Cameroun : une nouvelle stratégie pour réduire les dangers liés au tabac

Le Cameroun face aux enjeux du tabagisme : une opportunité de repenser sa stratégie de santé publique

Le Cameroun se trouve à un tournant crucial en matière de santé publique. Chaque année, environ 4 532 décès sont directement attribués au tabagisme, représentant 1,74 % de la mortalité nationale. Bien que la prévalence du tabagisme reste relativement modérée à 8,9 % (OMS, 2023), les conséquences demeurent préoccupantes. Des maladies comme le cancer du poumon, les pathologies cardiovasculaires ou encore la bronchopneumopathie chronique obstructive (BPCO) pèsent lourdement sur un système de santé déjà fragile.
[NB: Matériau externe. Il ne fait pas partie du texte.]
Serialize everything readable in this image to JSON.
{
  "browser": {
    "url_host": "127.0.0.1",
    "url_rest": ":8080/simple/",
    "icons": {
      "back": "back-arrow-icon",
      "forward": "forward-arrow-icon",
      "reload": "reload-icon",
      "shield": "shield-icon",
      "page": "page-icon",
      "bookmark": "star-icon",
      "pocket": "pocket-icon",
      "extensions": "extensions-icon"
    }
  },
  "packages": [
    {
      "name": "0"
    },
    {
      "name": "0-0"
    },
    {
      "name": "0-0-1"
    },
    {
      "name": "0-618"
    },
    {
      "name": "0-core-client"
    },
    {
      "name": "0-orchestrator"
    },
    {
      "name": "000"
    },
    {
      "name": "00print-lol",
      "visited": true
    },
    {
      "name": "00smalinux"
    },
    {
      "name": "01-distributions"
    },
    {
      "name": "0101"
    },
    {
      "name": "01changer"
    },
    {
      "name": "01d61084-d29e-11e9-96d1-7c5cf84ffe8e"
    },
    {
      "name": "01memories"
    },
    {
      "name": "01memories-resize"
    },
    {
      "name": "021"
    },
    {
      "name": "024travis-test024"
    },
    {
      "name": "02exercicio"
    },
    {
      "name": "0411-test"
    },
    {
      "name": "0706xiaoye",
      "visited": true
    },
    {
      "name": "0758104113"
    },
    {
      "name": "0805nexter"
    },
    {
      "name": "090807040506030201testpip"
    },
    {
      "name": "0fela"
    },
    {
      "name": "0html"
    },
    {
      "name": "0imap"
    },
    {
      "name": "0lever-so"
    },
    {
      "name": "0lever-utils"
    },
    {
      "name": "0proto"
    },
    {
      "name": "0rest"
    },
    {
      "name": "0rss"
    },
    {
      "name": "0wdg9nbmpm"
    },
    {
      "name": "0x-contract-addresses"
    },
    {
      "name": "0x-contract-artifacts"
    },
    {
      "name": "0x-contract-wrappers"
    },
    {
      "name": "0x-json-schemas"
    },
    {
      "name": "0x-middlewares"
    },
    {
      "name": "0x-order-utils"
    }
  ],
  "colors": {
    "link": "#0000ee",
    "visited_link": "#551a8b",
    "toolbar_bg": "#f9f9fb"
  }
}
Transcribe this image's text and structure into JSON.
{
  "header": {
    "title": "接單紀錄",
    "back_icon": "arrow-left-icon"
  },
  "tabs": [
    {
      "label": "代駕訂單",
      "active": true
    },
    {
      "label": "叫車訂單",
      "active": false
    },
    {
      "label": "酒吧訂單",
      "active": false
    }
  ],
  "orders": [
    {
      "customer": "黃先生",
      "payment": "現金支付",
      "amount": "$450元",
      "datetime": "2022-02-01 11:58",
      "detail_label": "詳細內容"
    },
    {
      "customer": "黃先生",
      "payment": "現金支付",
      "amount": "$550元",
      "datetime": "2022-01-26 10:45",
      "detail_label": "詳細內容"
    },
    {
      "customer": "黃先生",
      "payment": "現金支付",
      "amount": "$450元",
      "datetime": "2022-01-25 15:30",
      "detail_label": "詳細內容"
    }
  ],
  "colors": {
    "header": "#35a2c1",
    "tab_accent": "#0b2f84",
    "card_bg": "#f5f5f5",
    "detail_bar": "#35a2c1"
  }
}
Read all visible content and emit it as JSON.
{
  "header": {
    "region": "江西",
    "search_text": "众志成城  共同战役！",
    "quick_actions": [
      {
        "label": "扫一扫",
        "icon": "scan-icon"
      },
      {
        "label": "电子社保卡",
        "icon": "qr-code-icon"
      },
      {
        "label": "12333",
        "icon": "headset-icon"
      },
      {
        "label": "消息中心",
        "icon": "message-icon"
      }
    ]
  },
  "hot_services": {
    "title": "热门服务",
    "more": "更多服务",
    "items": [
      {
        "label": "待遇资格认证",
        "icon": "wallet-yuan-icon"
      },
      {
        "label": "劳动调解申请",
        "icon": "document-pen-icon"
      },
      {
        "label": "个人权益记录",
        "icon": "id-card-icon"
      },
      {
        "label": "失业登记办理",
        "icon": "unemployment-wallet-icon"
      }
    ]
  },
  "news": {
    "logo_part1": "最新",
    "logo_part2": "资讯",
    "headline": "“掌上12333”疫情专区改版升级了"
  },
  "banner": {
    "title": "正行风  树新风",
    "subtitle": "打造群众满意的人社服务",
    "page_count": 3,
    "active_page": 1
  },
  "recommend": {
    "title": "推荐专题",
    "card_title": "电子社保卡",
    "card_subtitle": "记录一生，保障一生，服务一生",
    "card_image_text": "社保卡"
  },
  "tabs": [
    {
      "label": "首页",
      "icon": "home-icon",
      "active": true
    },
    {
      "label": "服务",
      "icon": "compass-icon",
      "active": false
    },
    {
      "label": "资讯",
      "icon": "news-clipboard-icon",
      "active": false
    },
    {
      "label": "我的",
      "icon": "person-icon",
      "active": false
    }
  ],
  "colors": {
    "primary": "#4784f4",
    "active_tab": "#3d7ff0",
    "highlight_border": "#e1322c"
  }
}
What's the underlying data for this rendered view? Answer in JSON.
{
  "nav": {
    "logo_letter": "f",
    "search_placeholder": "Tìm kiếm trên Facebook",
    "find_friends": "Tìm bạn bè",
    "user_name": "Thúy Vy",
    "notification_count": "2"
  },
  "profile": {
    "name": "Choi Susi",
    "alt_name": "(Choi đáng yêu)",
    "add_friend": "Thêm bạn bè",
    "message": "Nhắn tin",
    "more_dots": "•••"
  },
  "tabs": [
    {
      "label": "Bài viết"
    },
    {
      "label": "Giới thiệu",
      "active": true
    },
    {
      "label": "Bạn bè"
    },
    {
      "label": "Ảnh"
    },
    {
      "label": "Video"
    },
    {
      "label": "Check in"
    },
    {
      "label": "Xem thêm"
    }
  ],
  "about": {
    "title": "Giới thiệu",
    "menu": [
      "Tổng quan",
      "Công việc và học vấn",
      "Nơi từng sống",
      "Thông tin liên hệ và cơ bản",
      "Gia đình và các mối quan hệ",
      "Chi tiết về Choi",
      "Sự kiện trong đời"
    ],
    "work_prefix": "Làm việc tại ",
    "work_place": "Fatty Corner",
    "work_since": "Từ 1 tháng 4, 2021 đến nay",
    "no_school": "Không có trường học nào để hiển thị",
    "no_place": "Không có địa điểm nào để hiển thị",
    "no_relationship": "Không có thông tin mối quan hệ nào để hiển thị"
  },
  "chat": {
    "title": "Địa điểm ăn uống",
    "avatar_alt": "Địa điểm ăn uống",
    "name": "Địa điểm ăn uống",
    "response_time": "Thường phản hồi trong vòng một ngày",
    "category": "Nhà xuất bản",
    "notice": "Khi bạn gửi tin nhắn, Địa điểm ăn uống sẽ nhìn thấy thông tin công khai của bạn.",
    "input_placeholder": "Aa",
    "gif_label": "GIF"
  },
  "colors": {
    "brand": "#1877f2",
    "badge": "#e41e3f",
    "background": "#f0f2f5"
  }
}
À cela s’ajoutent des coûts directs et indirects estimés à 85 milliards de francs CFA par an, sans compter les pertes humaines évitables.

Des défis structurels persistants

Le Cameroun a amorcé des actions de lutte contre le tabagisme, notamment à travers la Loi antitabac adoptée en février 2024. Néanmoins, il apparaît nécessaire d’enrichir cette approche en y intégrant des solutions complémentaires, fondées sur la science et l’innovation. Le cadre réglementaire actuel ne prend pas encore en compte les alternatives au tabac à combustion. Une évolution vers une stratégie plus inclusive pourrait permettre d’élargir le champ des réponses disponibles, en s’appuyant sur les principes de la réduction des méfaits du tabac (RMT).

Sensibilisation et éducation : un levier à renforcer

Un effort national coordonné est essentiel pour informer les populations, les professionnels de santé et les décideurs publics sur les solutions existantes. Des campagnes de sensibilisation, fondées sur des données scientifiques robustes, contribueraient à mieux faire connaître les produits de la RMT et à démystifier certaines idées reçues. Il s’agit notamment de distinguer les différents niveaux de risque associés aux produits nicotiniques, afin de permettre des choix éclairés.

Ces campagnes pourraient également intégrer des discussions publiques et des interventions ciblées pour encourager l’adoption de comportements de santé fondés sur la connaissance des risques relatifs.

Promouvoir la recherche locale

Si plusieurs pays africains, comme le Nigéria ou le Kenya, ont amorcé des travaux sur la RMT, le Cameroun gagnerait à intensifier ses recherches locales. Il est essentiel de mieux comprendre les comportements de consommation, les perceptions des produits à risque réduit et les barrières éventuelles à leur adoption. Ces données permettraient d’adapter les politiques publiques aux réalités nationales et de construire des dispositifs d’accompagnement plus efficaces.

Vers une intégration réglementaire des produits à risque réduit

L’intégration de la RMT dans les politiques de santé ne se limite pas à une alternative thérapeutique ; elle implique une révision plus large de l’approche réglementaire, incluant :

  • Un cadre légal différencié entre produits à haut risque et produits à risque réduit.

  • Des mesures de contrôle visant à limiter l’accès des jeunes et des non-fumeurs à ces produits.

  • Un encadrement fondé sur la proportionnalité des risques, en lien avec les recommandations de santé publique.

Le Cameroun, un acteur régional stratégique

Le Cameroun pourrait jouer un rôle moteur en Afrique centrale dans l’adoption de stratégies diversifiées de lutte contre le tabagisme. L’application progressive de la Loi antitabac de 2024 pourrait servir de socle à une politique plus intégrée, tenant compte des innovations et des alternatives disponibles sur le marché. En adoptant une approche scientifique et pragmatique, le pays aurait l’opportunité d’améliorer les indicateurs de santé tout en inspirant ses voisins.